Opening trade position to buy - should the following conditions:
1) The red dotted line indicator QQE is below the blue line (crossed her top down) - The main signal!
2) Price crossed Gann Hilo from bottom up
3) blue line indicator DMI crossed and is above the level of 20
4) The body of the candle on the level close to the level of opening should be more than 3 points, if it is not, then this candle believe «Dodge» and open transaction on this candle is not necessary. If the size of the candles from opening until closing more than 90 points, then trade on the candlejust not necessary, because very high probability of recoil and get stop-loss on this candle.
In the picture Gann HiLo and DMI forex system in action.
Opening a trading position for SELL - must be satisfied the following conditions:
1) The red dotted line indicator QQE is above the blue line (crossed it from the bottom up) - The main signal!

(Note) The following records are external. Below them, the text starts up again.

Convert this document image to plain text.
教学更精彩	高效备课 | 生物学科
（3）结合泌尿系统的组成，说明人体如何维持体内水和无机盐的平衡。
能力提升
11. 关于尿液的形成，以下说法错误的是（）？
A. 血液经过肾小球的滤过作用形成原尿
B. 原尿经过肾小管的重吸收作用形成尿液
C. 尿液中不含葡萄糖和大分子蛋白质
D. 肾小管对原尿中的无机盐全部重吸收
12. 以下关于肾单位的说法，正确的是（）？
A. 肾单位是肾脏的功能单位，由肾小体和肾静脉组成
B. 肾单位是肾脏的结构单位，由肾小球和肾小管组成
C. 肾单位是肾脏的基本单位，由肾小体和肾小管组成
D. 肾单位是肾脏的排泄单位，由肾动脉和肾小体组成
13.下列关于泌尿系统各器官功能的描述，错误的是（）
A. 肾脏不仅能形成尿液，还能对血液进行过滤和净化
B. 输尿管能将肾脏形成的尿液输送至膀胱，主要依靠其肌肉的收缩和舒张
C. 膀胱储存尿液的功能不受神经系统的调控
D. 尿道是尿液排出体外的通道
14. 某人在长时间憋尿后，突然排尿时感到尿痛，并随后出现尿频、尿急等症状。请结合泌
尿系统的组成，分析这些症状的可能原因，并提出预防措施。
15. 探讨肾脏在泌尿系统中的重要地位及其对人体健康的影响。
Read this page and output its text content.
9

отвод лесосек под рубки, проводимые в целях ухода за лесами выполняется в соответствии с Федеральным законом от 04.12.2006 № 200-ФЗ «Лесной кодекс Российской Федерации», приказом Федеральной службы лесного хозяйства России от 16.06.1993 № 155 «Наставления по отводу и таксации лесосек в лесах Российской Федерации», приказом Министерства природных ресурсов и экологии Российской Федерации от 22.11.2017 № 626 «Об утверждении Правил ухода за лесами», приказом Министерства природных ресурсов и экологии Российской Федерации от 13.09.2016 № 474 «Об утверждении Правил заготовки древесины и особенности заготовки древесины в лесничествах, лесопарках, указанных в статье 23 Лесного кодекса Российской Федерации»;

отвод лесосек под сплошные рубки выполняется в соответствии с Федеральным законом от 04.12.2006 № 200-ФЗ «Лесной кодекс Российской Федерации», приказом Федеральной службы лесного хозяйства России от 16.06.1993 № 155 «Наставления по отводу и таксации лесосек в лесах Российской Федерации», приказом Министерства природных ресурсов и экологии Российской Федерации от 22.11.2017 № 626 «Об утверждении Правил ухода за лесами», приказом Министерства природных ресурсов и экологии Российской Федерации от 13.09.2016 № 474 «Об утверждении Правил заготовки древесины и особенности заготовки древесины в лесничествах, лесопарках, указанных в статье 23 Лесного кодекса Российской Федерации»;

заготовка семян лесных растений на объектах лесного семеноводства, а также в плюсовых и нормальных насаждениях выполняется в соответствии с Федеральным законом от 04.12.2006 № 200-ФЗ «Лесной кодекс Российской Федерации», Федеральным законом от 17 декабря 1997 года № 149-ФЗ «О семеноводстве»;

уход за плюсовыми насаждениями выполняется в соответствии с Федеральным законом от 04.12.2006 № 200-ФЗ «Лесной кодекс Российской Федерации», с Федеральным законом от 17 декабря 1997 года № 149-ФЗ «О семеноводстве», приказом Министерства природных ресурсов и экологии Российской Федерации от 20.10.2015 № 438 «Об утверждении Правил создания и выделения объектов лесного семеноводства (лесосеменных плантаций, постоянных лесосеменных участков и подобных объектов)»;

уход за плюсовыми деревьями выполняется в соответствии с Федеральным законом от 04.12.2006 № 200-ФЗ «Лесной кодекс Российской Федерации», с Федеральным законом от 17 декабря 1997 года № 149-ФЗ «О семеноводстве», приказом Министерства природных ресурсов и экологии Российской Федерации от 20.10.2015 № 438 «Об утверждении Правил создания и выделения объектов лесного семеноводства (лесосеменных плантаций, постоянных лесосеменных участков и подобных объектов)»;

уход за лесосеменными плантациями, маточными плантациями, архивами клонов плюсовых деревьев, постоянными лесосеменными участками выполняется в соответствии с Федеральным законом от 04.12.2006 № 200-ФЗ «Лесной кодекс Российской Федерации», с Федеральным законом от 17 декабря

2) Price crossed Gann Hilo from top down
3) serenevaya DMI indicator has crossed the line and is above the level of 20
4) The body of the candle on the level close to the level of opening should be more than 3 points, if it is not, then this candle believe «Dodge» and open transaction on this candle is not necessary. If the size of the candles from opening until closing more than 90 points, then trade on the candle is not necessary, because very high probability of recoil and get stop-loss on this candle.
Entering the market is carried out only at the opening of the next candle after receipt andconfirmation of all signals:
This strategy is recommended to use only a safety stop-loss, which should be set at the nearest local minimum (for sale) or maximum (for sale).
Once the price will be in the direction of the trade position 75 points (for a pair GBPJPY), should be rearranged in the stop-loss level “zero”. Further (optional) You can use a trailing stop (including a standard at a distance of 75-100 points, depending on the market).
Take-profit is not installed!
Exit trading position:
Position closes when triggered stop-loss, or the reverse crossing indicator QQE. Leaving the market to perform at the closing of the candles after receiving the signal.